CT loses battle to axe Eskom; bad loans hit Absa; Harmony Gold expects bumper profits; business confidence

By Jackie Cameron

  • The City of Cape Town’s attempt to secure South African municipalities the legal right to select their electricity suppliers has been set back by a court ruling that it must first exhaust negotiations with the government on the matter, says Bloomberg. The city currently has to buy all its electricity from national utility Eskom, which generates most of its output from coal and is struggling to keep pace with demand. A lawsuit aimed at enabling it to tap more renewable energy from independent producers was initially filed in the High Court in 2017 and was heard in May. “Essentially the judge didn’t deal with the substantive constitutional decision. It does mean more delays,” said Nicole Loser, a lawyer with the Centre for Environmental Rights, which presented evidence to back up the city’s case. “It’s a procedural judgment.” Had it won the case, the city of four million people had planned to set up its own power-purchasing office, which would secure supplies within six years. That would have paved the way for other municipalities to follow suit and eroded revenue for Eskom, which is already failing to generate enough revenue to cover its costs and is reliant on government bailouts to continue operating, reports Bloomberg.
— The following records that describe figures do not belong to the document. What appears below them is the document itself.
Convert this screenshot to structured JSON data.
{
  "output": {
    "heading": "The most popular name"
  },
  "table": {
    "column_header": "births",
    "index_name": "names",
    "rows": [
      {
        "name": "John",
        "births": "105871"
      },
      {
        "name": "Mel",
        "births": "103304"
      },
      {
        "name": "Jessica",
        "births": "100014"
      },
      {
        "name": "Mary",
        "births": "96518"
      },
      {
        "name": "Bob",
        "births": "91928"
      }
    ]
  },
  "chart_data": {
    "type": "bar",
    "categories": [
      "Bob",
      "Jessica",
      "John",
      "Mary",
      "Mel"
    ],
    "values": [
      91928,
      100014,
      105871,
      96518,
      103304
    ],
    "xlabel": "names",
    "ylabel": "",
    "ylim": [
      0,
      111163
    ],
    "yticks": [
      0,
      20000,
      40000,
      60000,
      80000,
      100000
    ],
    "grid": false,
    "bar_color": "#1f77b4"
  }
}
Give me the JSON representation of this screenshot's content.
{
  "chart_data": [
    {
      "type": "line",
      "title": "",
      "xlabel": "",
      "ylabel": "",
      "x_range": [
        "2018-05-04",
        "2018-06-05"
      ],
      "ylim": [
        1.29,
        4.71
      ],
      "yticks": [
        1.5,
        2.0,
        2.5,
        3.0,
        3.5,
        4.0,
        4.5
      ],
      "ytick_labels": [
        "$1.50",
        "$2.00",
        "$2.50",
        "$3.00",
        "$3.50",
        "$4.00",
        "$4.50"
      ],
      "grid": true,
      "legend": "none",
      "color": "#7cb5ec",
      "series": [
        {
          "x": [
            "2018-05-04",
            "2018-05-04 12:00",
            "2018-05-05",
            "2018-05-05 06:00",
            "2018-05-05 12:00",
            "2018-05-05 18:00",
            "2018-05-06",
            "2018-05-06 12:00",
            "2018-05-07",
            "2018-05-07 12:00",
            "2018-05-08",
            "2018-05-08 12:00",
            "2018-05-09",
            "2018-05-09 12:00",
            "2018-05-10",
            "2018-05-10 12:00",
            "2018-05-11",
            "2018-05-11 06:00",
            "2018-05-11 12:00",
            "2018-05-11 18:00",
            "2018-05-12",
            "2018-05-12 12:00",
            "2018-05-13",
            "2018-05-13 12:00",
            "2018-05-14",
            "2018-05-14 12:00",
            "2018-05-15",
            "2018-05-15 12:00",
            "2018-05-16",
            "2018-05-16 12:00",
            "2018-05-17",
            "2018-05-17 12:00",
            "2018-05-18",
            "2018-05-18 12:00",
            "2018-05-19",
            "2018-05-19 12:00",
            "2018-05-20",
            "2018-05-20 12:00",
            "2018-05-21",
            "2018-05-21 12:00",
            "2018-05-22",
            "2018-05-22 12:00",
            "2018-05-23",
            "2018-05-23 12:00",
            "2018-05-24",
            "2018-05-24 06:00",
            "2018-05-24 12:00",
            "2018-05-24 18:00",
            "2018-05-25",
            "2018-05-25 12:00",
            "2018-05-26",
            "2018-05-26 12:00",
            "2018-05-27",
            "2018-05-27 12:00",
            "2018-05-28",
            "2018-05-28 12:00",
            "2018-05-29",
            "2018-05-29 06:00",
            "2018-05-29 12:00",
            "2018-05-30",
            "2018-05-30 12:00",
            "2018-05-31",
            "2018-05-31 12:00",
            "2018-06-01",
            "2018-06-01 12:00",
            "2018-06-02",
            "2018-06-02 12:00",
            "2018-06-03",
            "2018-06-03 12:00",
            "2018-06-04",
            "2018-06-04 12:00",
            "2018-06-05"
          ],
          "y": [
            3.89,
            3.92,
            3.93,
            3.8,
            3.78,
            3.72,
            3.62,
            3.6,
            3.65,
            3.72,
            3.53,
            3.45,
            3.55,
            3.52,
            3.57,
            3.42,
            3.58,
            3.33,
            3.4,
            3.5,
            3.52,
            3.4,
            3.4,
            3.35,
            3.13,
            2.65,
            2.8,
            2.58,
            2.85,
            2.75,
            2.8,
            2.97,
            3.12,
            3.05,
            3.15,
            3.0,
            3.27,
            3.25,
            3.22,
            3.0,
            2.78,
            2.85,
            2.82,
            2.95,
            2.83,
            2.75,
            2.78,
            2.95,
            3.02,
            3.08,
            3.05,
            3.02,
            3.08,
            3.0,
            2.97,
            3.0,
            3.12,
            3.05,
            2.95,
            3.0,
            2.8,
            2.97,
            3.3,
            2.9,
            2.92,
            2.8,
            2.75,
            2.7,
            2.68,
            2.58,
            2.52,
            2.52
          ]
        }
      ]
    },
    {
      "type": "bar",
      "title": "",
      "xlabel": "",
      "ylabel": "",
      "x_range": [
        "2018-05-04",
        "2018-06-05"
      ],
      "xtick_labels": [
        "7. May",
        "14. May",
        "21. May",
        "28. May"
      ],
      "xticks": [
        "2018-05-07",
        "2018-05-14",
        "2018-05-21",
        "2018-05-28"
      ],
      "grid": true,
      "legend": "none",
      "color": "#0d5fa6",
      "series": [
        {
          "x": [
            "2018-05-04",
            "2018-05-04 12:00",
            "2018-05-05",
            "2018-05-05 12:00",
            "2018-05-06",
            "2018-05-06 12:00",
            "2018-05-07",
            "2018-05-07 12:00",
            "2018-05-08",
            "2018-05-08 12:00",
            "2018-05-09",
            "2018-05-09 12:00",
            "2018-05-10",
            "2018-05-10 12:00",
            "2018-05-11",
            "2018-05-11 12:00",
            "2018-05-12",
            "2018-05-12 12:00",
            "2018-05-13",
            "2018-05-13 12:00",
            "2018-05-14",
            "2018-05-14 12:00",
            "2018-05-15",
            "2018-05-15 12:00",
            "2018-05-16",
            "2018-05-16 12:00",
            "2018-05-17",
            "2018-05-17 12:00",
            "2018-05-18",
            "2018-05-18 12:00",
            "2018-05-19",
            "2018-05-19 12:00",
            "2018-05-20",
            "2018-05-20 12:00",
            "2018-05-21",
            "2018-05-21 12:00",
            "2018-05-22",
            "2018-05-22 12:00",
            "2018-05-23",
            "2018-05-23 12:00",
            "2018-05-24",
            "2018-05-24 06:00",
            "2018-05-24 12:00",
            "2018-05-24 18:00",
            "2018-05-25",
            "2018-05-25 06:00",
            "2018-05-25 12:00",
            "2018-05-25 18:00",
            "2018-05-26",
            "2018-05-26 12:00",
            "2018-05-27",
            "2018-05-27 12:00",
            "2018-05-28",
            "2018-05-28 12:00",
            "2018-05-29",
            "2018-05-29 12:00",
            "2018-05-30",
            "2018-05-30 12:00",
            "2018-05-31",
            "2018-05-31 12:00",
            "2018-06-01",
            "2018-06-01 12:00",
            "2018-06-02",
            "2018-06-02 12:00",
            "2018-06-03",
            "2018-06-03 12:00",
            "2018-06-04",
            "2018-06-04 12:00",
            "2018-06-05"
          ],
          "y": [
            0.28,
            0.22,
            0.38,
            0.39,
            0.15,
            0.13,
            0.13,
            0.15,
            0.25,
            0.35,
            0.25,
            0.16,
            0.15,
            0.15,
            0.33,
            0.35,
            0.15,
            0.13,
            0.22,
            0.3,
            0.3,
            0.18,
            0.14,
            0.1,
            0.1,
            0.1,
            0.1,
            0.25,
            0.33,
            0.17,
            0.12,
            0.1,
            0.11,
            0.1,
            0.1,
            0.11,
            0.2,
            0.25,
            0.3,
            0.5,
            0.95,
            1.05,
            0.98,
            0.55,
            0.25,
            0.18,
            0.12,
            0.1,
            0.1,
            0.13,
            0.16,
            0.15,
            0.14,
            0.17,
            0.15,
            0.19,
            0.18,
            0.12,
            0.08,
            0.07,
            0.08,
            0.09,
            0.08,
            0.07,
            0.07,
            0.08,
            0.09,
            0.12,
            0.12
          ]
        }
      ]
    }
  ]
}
  • South African business confidence recovered from a 35-year low in July as global economic activity improved, but the measure remained below average over worries about the slow re-opening of the economy and soaring local infections, reports Reuters. The South African Chamber of Commerce and Industry’s (SACCI) monthly business confidence index (BCI) rose to 82.8 in July from 81.4 in June. “The index plunged to 70.1 in May, its lowest since the survey began in 1985 and below last year’s average of 92.6. The business body said one reason for the recovery was that “the global economy has moved beyond the economic trough”. SACCI added that the slow re-opening of the local economy and allegations of government mismanagement relating to Covid-19 procurement was sapping enthusiasm. Last week, President Cyril Ramaphosa set up a ministerial committee to investigate alleged corruption in state tenders in the fight against Covid-19. Between March and June, South Africa enforced one the world’s strictest coronavirus lockdowns, forcing mines, manufacturers, retailers and services to shut down or operate under tight regulation.
  • Absa said on Wednesday its half-year earnings could be almost wiped out as a steep rise in bad loans dented its performance. “Credit impairments were four times higher,” Absa said, adding it expected bad debts to fall significantly in the second half of the year. “The Covid-19 pandemic, national lockdowns and weak economy during the first half had a material impact on customer loan and transaction volumes, while significantly lower policy rates reduced our net interest margin,” it is quoted as saying.
  • Gold miner Harmony Gold on Wednesday said it sees production recovering to pre-coronavirus lockdown levels around the end of August and that it expects a soaring gold price to double its margin. The gold price was 25% higher in Rand terms this financial year, Harmony said, while the increase in dollar terms was 14%. South African gold miners have rallied recently as investors rush to buy shares in the export-oriented companies which do well when the Rand depreciates against the dollar.